Both the SqliteDb (projects, runs, backlog, revisions) and the MemoryDbContext (decisions, agent memory, OAuth state, checkpoints) are wired to the same Postgres instance in production via Database__Provider=Postgres:

Connection string keyUsed byContents
ConnectionStrings__PostgresSqliteDb (Dapper)Projects, runs, backlog tasks, revisions, run events
ConnectionStrings__MemoryDbMemoryDbContext (EF Core)Decisions, agent memory, steering, OAuth state, checkpoints

With Postgres as the data store, the API can run two replicas with RollingUpdate — no single-writer constraint.

Workspace volume

One PersistentVolumeClaim handles all filesystem-backed state:

  • agentweaver-workspace — Azure Files (azurefile-csi-premium, RWX), mounted at /workspace.
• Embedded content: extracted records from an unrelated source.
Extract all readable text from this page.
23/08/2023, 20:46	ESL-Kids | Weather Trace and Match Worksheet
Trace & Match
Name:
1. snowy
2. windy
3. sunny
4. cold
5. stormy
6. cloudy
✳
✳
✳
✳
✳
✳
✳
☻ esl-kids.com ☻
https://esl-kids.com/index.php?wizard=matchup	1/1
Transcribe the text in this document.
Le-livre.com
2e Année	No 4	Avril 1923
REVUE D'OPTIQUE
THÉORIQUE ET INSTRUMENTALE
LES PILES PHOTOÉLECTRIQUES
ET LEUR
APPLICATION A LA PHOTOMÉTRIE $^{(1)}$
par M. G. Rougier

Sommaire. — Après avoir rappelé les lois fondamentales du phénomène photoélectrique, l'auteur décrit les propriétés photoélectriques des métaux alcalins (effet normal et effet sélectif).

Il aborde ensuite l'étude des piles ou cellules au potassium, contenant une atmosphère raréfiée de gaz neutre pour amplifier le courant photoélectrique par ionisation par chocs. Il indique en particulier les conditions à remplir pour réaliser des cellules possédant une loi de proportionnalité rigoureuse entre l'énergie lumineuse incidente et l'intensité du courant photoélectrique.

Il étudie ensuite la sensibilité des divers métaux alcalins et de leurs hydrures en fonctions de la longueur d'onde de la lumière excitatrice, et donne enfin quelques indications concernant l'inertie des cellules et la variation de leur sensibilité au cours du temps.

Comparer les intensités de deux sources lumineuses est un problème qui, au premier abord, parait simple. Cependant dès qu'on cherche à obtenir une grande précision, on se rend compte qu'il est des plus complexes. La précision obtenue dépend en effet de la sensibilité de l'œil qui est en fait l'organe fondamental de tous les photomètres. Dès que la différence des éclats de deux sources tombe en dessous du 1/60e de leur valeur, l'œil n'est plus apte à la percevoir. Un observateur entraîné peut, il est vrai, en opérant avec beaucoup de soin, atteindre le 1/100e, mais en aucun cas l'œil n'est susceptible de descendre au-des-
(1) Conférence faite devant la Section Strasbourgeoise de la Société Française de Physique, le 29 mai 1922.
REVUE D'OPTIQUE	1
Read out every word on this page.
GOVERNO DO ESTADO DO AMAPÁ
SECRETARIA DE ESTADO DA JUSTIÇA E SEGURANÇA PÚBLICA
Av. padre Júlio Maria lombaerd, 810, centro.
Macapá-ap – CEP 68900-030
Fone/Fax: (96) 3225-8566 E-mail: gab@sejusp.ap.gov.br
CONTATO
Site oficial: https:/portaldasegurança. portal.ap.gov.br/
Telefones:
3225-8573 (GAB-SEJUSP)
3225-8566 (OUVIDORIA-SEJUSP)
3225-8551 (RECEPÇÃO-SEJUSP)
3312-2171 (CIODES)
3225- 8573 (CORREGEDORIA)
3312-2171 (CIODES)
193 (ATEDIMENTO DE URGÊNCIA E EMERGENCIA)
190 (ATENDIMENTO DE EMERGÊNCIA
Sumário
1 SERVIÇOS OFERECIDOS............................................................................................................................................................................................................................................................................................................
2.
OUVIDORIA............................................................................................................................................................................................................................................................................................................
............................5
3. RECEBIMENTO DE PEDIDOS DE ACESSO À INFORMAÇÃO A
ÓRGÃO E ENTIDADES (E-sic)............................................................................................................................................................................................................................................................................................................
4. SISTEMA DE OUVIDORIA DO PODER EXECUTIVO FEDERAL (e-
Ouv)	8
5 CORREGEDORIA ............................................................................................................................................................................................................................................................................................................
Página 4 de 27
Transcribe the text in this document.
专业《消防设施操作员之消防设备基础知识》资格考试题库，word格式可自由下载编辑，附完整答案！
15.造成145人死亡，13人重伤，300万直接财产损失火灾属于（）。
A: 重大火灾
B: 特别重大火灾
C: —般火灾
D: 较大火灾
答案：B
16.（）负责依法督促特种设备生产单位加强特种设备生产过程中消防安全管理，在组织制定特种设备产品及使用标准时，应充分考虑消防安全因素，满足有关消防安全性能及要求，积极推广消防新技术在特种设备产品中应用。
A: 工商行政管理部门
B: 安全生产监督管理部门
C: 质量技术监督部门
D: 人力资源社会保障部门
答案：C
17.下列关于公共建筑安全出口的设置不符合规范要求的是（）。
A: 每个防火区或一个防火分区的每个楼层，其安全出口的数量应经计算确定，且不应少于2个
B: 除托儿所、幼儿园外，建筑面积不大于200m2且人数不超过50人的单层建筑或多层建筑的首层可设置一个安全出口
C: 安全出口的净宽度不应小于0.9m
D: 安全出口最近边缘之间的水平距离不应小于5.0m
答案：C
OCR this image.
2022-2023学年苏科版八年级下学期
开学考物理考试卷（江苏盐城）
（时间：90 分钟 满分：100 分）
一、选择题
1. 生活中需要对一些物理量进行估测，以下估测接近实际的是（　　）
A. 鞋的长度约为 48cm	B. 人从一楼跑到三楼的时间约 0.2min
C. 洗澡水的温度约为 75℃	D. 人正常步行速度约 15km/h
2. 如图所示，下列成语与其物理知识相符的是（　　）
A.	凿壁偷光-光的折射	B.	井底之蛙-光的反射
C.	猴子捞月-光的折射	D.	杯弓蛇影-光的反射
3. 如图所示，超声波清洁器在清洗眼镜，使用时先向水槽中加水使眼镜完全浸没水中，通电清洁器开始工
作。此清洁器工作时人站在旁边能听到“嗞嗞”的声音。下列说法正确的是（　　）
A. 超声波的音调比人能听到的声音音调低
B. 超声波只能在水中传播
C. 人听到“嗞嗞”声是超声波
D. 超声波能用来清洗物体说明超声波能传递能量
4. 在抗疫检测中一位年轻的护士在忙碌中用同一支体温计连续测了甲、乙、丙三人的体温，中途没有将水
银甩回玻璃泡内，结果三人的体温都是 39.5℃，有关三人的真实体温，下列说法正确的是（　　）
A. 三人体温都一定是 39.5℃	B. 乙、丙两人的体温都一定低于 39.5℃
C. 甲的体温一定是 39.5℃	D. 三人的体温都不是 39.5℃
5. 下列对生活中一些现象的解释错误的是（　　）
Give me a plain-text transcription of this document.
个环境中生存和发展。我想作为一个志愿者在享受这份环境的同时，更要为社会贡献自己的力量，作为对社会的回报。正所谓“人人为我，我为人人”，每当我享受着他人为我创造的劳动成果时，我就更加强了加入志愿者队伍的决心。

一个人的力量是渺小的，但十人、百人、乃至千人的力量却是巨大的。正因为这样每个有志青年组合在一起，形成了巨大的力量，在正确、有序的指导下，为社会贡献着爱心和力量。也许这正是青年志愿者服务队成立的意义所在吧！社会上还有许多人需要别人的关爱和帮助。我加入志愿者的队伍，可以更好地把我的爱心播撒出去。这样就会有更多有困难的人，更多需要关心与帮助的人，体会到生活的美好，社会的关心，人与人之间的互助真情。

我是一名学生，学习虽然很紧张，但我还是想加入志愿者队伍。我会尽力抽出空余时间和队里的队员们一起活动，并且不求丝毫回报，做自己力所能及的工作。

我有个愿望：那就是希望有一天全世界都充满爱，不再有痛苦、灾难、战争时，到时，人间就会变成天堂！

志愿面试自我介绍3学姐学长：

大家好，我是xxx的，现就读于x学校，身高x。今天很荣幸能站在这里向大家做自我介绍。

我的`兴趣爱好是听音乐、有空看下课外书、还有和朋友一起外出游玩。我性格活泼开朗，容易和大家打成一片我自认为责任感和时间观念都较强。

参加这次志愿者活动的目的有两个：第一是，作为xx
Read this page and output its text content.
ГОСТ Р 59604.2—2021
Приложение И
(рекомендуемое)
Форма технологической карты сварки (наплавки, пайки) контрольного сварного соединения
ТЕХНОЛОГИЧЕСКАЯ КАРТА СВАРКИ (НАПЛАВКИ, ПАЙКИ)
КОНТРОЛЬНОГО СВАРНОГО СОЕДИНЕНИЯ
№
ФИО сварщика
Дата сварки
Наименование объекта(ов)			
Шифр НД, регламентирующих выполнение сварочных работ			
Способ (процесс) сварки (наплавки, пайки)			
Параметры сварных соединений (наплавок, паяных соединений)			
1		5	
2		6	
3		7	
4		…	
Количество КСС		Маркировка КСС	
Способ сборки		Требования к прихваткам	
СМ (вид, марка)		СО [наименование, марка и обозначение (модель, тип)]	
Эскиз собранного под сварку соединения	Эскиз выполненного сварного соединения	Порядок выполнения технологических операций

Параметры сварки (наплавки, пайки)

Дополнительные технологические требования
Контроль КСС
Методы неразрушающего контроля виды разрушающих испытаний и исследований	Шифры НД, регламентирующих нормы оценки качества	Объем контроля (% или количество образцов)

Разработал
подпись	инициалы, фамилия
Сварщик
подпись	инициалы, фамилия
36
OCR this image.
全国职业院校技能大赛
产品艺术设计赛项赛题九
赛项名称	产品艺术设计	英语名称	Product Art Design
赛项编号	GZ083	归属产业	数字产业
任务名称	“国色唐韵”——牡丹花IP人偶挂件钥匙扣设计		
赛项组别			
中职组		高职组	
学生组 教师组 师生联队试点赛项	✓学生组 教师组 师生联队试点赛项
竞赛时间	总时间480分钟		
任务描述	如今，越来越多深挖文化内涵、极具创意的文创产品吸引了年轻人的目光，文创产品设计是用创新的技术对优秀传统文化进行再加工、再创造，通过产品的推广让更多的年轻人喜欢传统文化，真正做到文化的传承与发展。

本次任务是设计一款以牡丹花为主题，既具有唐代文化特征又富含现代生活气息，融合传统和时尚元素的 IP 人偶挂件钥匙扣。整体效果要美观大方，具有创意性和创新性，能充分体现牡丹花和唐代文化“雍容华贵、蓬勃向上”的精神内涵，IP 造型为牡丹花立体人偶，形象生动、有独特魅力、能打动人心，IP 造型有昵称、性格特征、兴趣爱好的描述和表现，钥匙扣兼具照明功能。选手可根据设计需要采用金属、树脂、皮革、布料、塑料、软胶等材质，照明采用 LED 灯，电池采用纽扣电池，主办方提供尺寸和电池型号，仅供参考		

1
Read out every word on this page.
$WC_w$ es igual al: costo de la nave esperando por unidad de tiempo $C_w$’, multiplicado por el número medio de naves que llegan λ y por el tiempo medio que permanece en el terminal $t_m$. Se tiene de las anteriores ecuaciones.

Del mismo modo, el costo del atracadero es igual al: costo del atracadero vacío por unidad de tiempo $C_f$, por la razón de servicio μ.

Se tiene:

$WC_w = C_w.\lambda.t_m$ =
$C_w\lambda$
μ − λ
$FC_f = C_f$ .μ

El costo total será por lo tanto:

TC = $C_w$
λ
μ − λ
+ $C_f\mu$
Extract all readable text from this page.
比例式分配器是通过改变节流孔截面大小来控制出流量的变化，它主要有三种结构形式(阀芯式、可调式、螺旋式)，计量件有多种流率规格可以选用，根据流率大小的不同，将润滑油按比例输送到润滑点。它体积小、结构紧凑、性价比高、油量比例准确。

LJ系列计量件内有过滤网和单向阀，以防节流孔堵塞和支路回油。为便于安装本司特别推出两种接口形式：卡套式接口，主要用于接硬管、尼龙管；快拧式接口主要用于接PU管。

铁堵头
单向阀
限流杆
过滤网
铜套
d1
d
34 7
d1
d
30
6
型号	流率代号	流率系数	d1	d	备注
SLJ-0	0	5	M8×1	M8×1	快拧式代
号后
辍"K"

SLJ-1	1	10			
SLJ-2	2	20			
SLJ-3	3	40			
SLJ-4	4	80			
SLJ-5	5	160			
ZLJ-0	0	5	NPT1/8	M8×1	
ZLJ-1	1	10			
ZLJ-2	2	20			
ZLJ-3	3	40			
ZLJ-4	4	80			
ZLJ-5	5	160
Shared across all replicas and the worker pod.
PVC: agentweaver-workspace (Azure Files, RWX)
  storageClass: azurefile-csi-premium
  mountPath: /workspace

  ├── .home/                   (shared HOME dir — app/runtime state; no GitHub token mirror)
  ├── worktrees/               (git worktrees per run)
  └── <project workspaces>     (project working directories)

EF Core migrations

On startup, the API runs schema migrations via an init container (migrate-memory-db) that executes the EF bundle (/app/efbundle) against the Postgres connection string. This runs before the main API container starts, ensuring the schema is always current before the application accepts traffic.

The init container uses the same image as the API (agentweaver-api:${IMAGE_TAG}) and reads ConnectionStrings__MemoryDb + ConnectionStrings__Postgres from the agentweaver-postgres Secret.

Ephemeral storage for testing

For throwaway testing without Postgres, set Database__Provider=Sqlite in the API environment and replace the workspace persistentVolumeClaim volume with emptyDir:

yaml
volumes:
  - name: workspace
    emptyDir: {}

Data will be lost on pod restart, but the stack is fully functional for validation. SQLite mode enforces replicas: 1 + strategy: Recreate to prevent write contention.